Semi-supervised learning examples
With the amount of data constantly growing by leaps and bounds, there’s no way for it to be labeled in a timely fashion. Think of an active TikTok user that uploads up to 20 videos per day on average. And there are 1 billion active users. In such a scenario, semi-supervised learning can boast of a wide array of use cases from image and speech recognition to web content and text document classification.
Labeling audio is a very resource- and time-intensive task, so semi-supervised learning can be used to overcome the challenges and provide better performance. Facebook (now Meta) has successfully applied semi-supervised learning (namely the self-training method) to its speech recognition models and improved them. They started off with the base model that was trained with 100 hours of human-annotated audio data. Then 500 hours of unlabeled speech data was added and self-training was used to increase the performance of the models. As far as the results, the word error rate (WER) decreased by 33.9 percent, which is a significant improvement.
Web content classification
With billions of websites presenting all sorts of content out there, classification would take a huge team of human resources to organize information on web pages by adding corresponding labels. The variations of semi-supervised learning are used to annotate web content and classify it accordingly to improve user experience. Many search engines, including Google, apply SSL to their ranking component to better understand human language and the relevance of candidate search results to queries. With SSL, Google Search finds content that is most relevant to a particular user query.

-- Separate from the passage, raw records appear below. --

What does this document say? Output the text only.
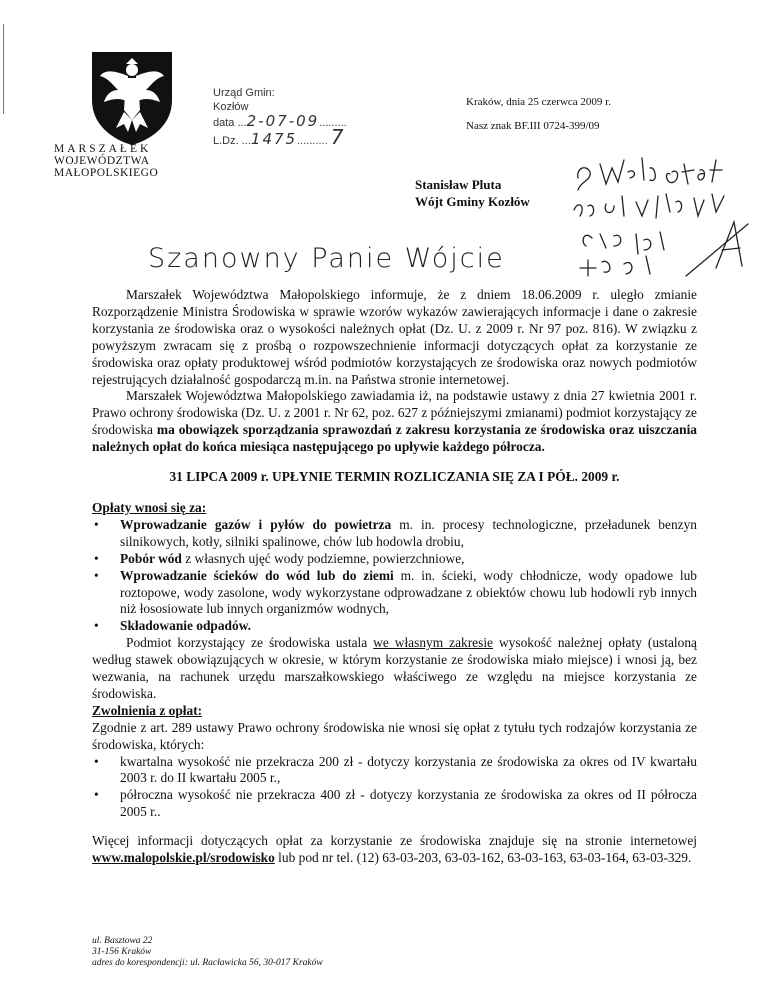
MARSZAŁEK
WOJEWÓDZTWA
MAŁOPOLSKIEGO
Urząd Gmin:
Kozłów
data ...2-07-09.........
L.Dz. ...1475.......... 7
Kraków, dnia 25 czerwca 2009 r.
Nasz znak BF.III 0724-399/09
Stanisław Pluta
Wójt Gminy Kozłów
Szanowny Panie Wójcie

Marszałek Województwa Małopolskiego informuje, że z dniem 18.06.2009 r. uległo zmianie Rozporządzenie Ministra Środowiska w sprawie wzorów wykazów zawierających informacje i dane o zakresie korzystania ze środowiska oraz o wysokości należnych opłat (Dz. U. z 2009 r. Nr 97 poz. 816). W związku z powyższym zwracam się z prośbą o rozpowszechnienie informacji dotyczących opłat za korzystanie ze środowiska oraz opłaty produktowej wśród podmiotów korzystających ze środowiska oraz nowych podmiotów rejestrujących działalność gospodarczą m.in. na Państwa stronie internetowej.

Marszałek Województwa Małopolskiego zawiadamia iż, na podstawie ustawy z dnia 27 kwietnia 2001 r. Prawo ochrony środowiska (Dz. U. z 2001 r. Nr 62, poz. 627 z późniejszymi zmianami) podmiot korzystający ze środowiska ma obowiązek sporządzania sprawozdań z zakresu korzystania ze środowiska oraz uiszczania należnych opłat do końca miesiąca następującego po upływie każdego półrocza.

31 LIPCA 2009 r. UPŁYNIE TERMIN ROZLICZANIA SIĘ ZA I PÓŁ. 2009 r.

Opłaty wnosi się za:

• Wprowadzanie gazów i pyłów do powietrza m. in. procesy technologiczne, przeładunek benzyn silnikowych, kotły, silniki spalinowe, chów lub hodowla drobiu,
• Pobór wód z własnych ujęć wody podziemne, powierzchniowe,
• Wprowadzanie ścieków do wód lub do ziemi m. in. ścieki, wody chłodnicze, wody opadowe lub roztopowe, wody zasolone, wody wykorzystane odprowadzane z obiektów chowu lub hodowli ryb innych niż łososiowate lub innych organizmów wodnych,
• Składowanie odpadów.

Podmiot korzystający ze środowiska ustala we własnym zakresie wysokość należnej opłaty (ustaloną według stawek obowiązujących w okresie, w którym korzystanie ze środowiska miało miejsce) i wnosi ją, bez wezwania, na rachunek urzędu marszałkowskiego właściwego ze względu na miejsce korzystania ze środowiska.

Zwolnienia z opłat:

Zgodnie z art. 289 ustawy Prawo ochrony środowiska nie wnosi się opłat z tytułu tych rodzajów korzystania ze środowiska, których:

• kwartalna wysokość nie przekracza 200 zł - dotyczy korzystania ze środowiska za okres od IV kwartału 2003 r. do II kwartału 2005 r.,
• półroczna wysokość nie przekracza 400 zł - dotyczy korzystania ze środowiska za okres od II półrocza 2005 r..

Więcej informacji dotyczących opłat za korzystanie ze środowiska znajduje się na stronie internetowej www.malopolskie.pl/srodowisko lub pod nr tel. (12) 63-03-203, 63-03-162, 63-03-163, 63-03-164, 63-03-329.

ul. Basztowa 22
31-156 Kraków
adres do korespondencji: ul. Racławicka 56, 30-017 Kraków
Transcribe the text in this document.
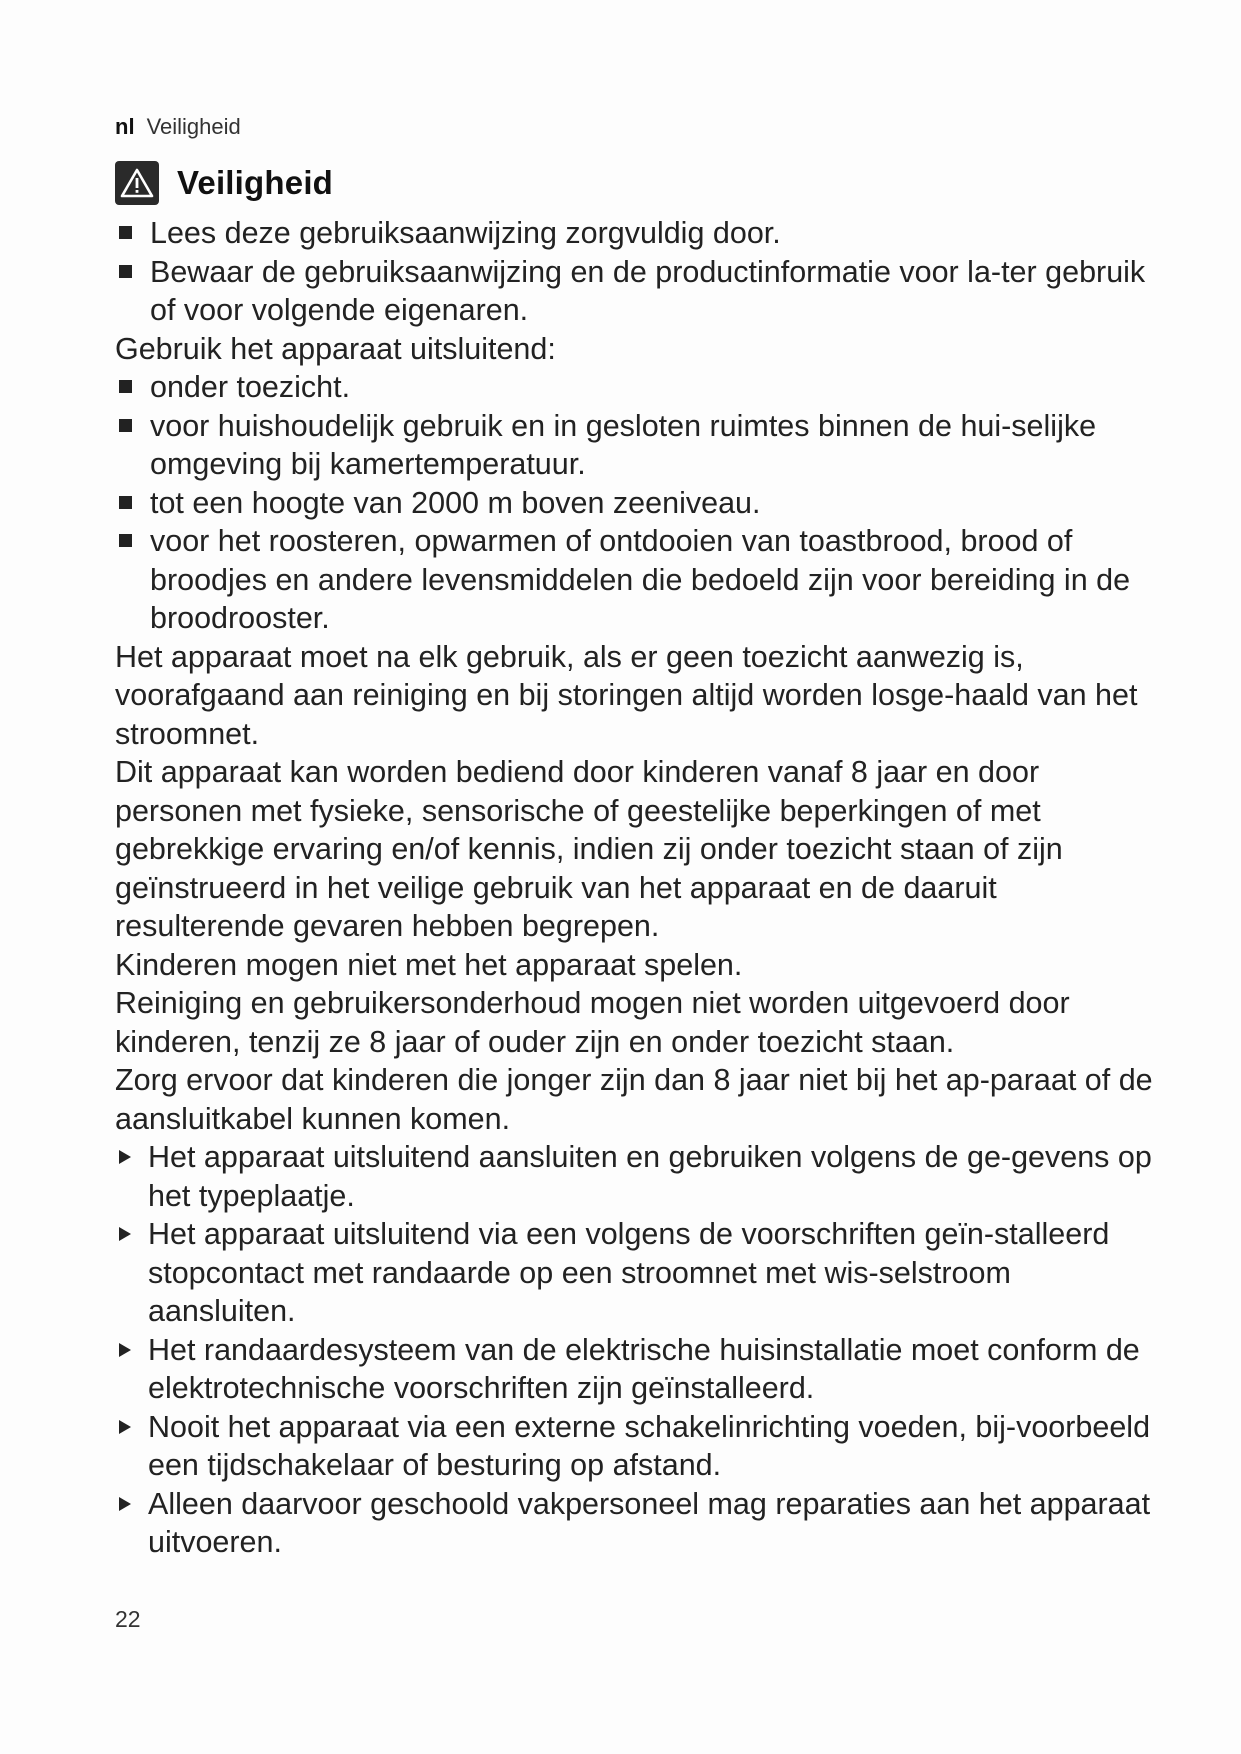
nl Veiligheid
Veiligheid
Lees deze gebruiksaanwijzing zorgvuldig door.
Bewaar de gebruiksaanwijzing en de productinformatie voor la-ter gebruik of voor volgende eigenaren.

Gebruik het apparaat uitsluitend:

onder toezicht.
voor huishoudelijk gebruik en in gesloten ruimtes binnen de hui-selijke omgeving bij kamertemperatuur.
tot een hoogte van 2000 m boven zeeniveau.
voor het roosteren, opwarmen of ontdooien van toastbrood, brood of broodjes en andere levensmiddelen die bedoeld zijn voor bereiding in de broodrooster.

Het apparaat moet na elk gebruik, als er geen toezicht aanwezig is, voorafgaand aan reiniging en bij storingen altijd worden losge-haald van het stroomnet.

Dit apparaat kan worden bediend door kinderen vanaf 8 jaar en door personen met fysieke, sensorische of geestelijke beperkingen of met gebrekkige ervaring en/of kennis, indien zij onder toezicht staan of zijn geïnstrueerd in het veilige gebruik van het apparaat en de daaruit resulterende gevaren hebben begrepen.

Kinderen mogen niet met het apparaat spelen.

Reiniging en gebruikersonderhoud mogen niet worden uitgevoerd door kinderen, tenzij ze 8 jaar of ouder zijn en onder toezicht staan.

Zorg ervoor dat kinderen die jonger zijn dan 8 jaar niet bij het ap-paraat of de aansluitkabel kunnen komen.

Het apparaat uitsluitend aansluiten en gebruiken volgens de ge-gevens op het typeplaatje.
Het apparaat uitsluitend via een volgens de voorschriften geïn-stalleerd stopcontact met randaarde op een stroomnet met wis-selstroom aansluiten.
Het randaardesysteem van de elektrische huisinstallatie moet conform de elektrotechnische voorschriften zijn geïnstalleerd.
Nooit het apparaat via een externe schakelinrichting voeden, bij-voorbeeld een tijdschakelaar of besturing op afstand.
Alleen daarvoor geschoold vakpersoneel mag reparaties aan het apparaat uitvoeren.
22
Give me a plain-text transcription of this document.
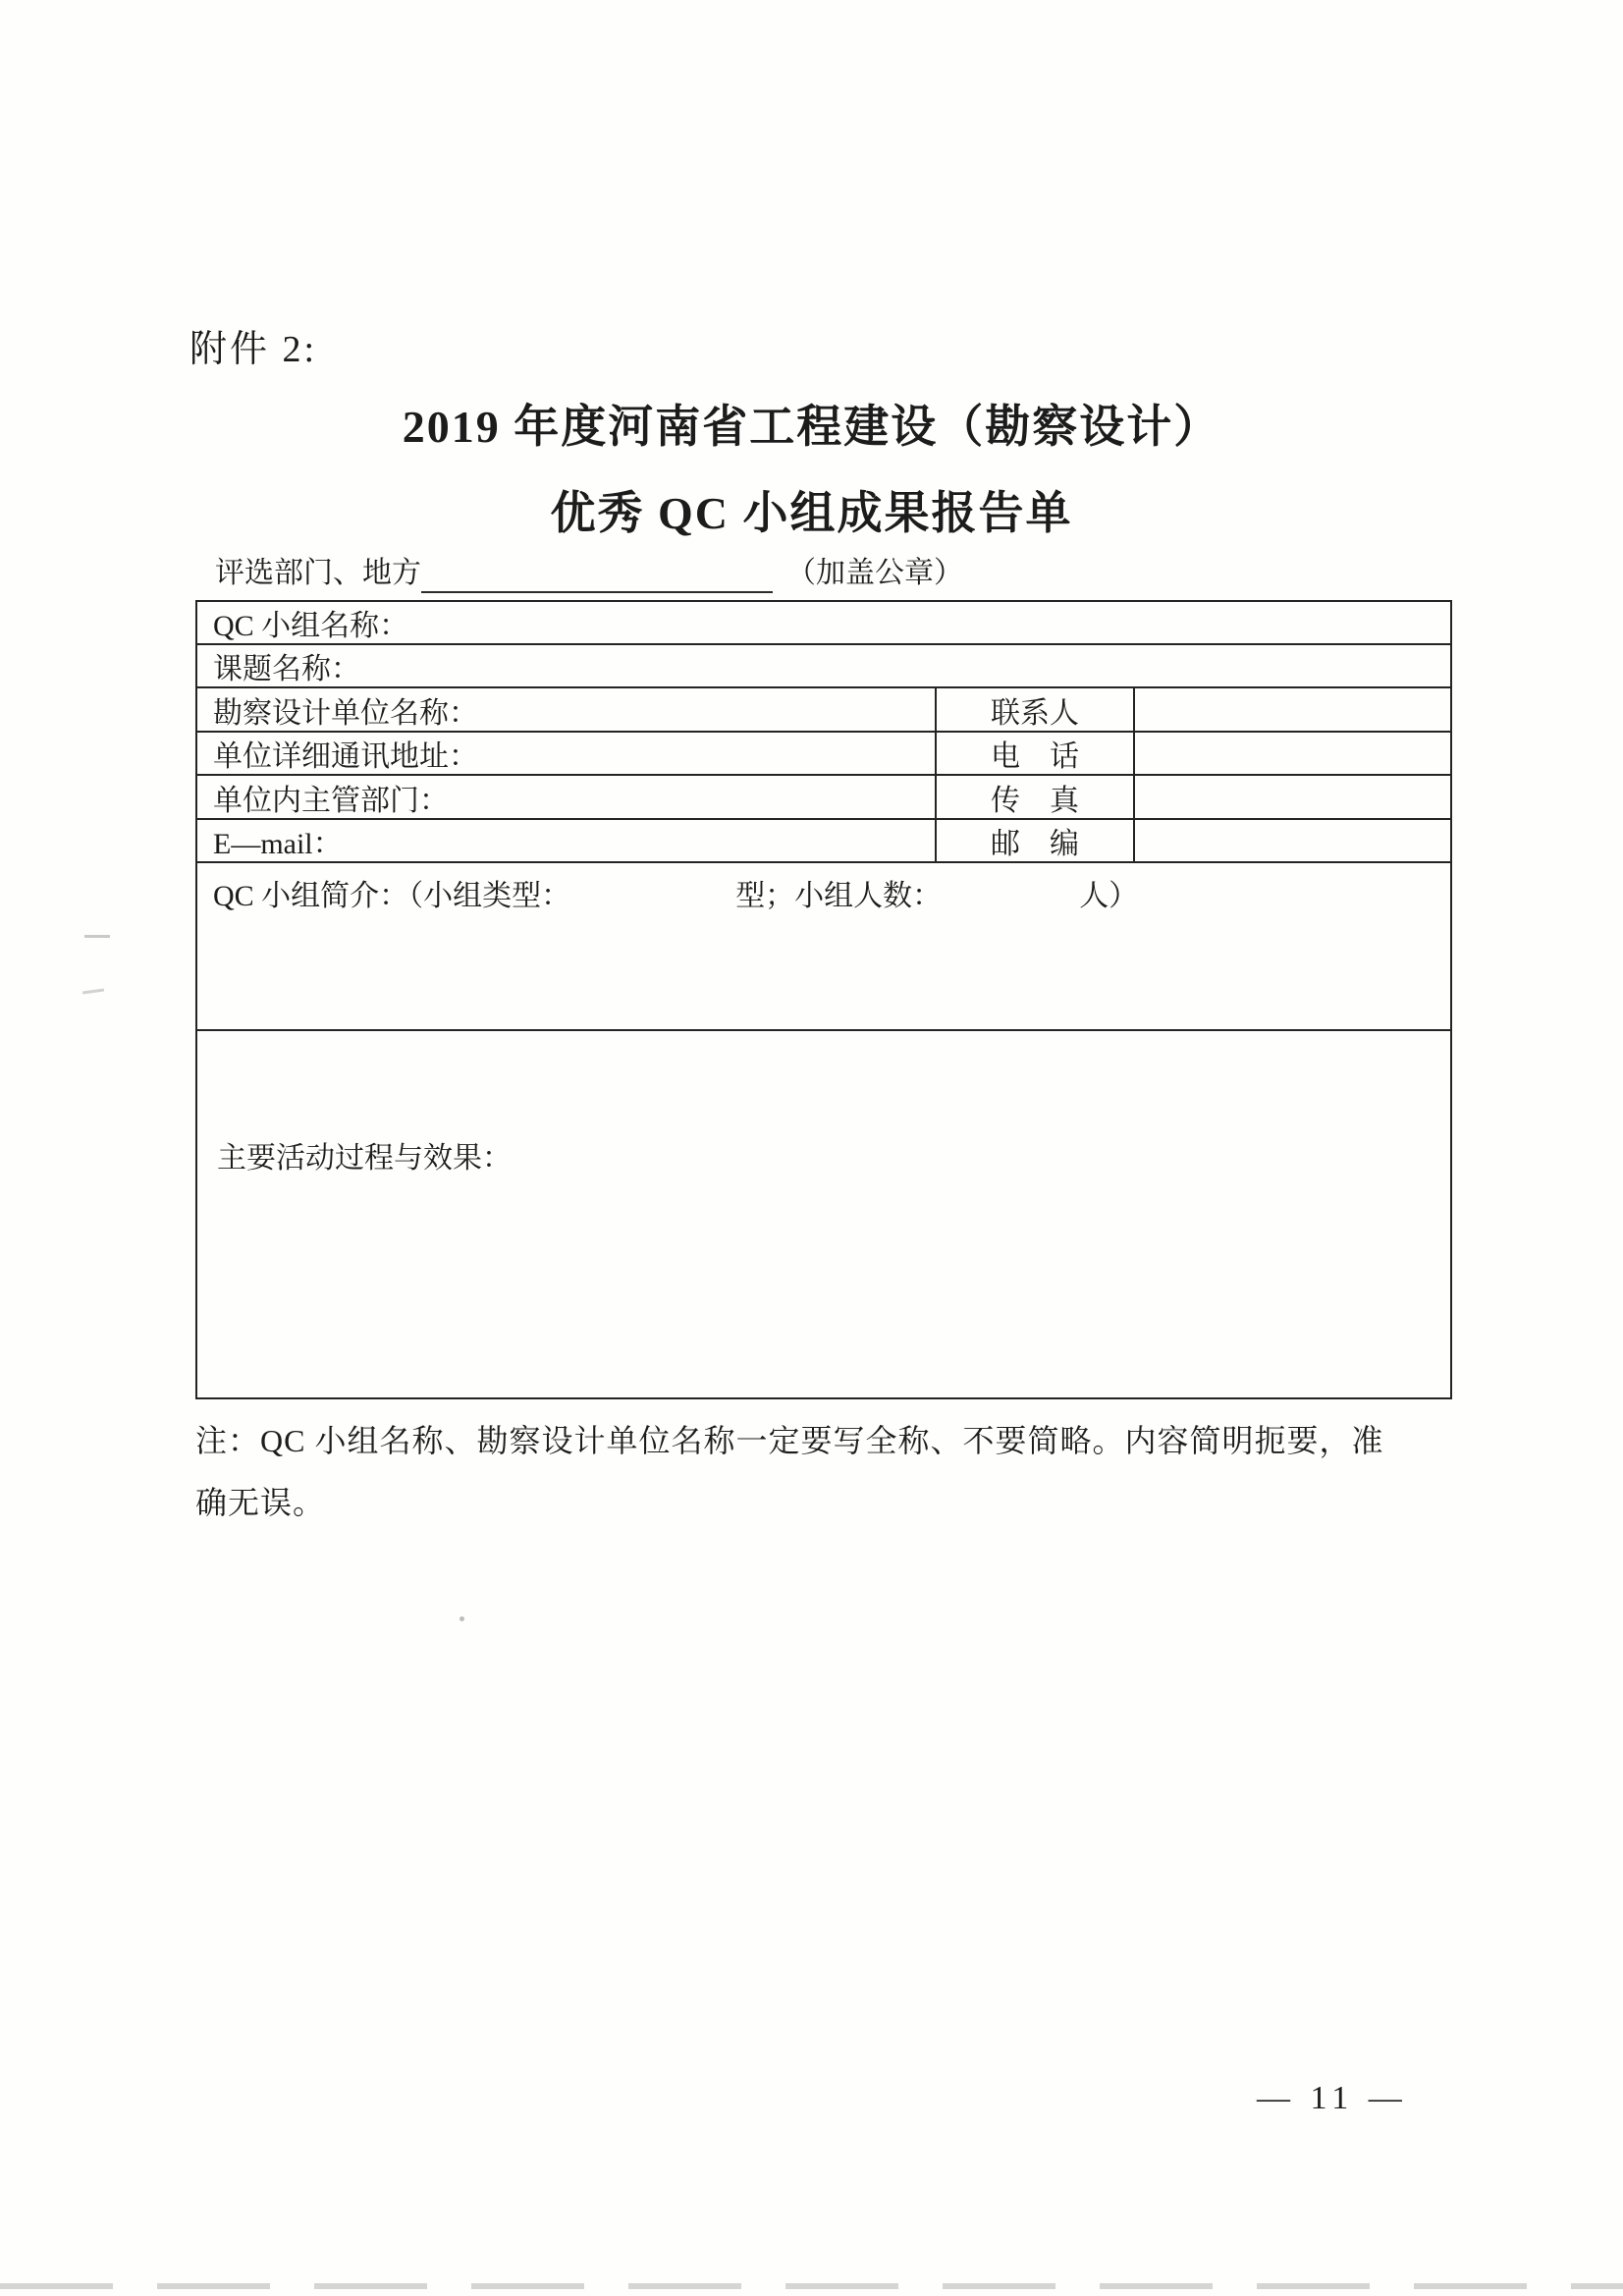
附件 2:
2019 年度河南省工程建设（勘察设计）
优秀 QC 小组成果报告单
评选部门、地方	（加盖公章）
QC 小组名称：
课题名称：
勘察设计单位名称：	联系人
单位详细通讯地址：	电　话
单位内主管部门：	传　真
E—mail：	邮　编
QC 小组简介：（小组类型：	型；小组人数：	人）
主要活动过程与效果：
注：QC 小组名称、勘察设计单位名称一定要写全称、不要简略。内容简明扼要，准
确无误。
— 11 —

Text document classification
Another example of when semi-supervised learning can be used successfully is in the building of a text document classifier. Here, the method is effective because it is really difficult for human annotators to read through multiple word-heavy texts to assign a basic label, like a type or genre.
For example, a classifier can be built on top of deep learning neural networks like LSTM (long short-term memory) networks that are capable of finding long-term dependencies in data and retraining past information over time. Usually, training a neural net requires lots of data with and without labels. A semi-supervised learning framework works just fine as you can train a base LSTM model on a few text examples with hand-labeled most relevant words and then apply it to a bigger number of unlabeled samples.
When to use and not use semi-supervised learning
With a minimal amount of labeled data and plenty of unlabeled data, semi-supervised learning shows promising results in classification tasks while leaving the doors open for other ML tasks. Basically, the approach can make use of pretty much any supervised algorithm with some modifications needed. On top of that, SSL fits well for clustering and anomaly detection purposes too if the data fits the profile. While a relatively new field, semi-supervised learning has already proved to be effective in many areas.
But it doesn’t mean that semi-supervised learning is applicable to all tasks. If the portion of labeled data isn’t representative of the entire distribution, the approach may fall short. Say, you need to classify images of colored objects that have different looks from different angles. Unless you have a large amount of labeled data, the results will have poor accuracy. But if we’re talking about lots of labeled data, then semi-supervised learning isn’t the way to go. Like it or not, many real-life applications still need lots of labeled data, so supervised learning won’t go anywhere in the near future.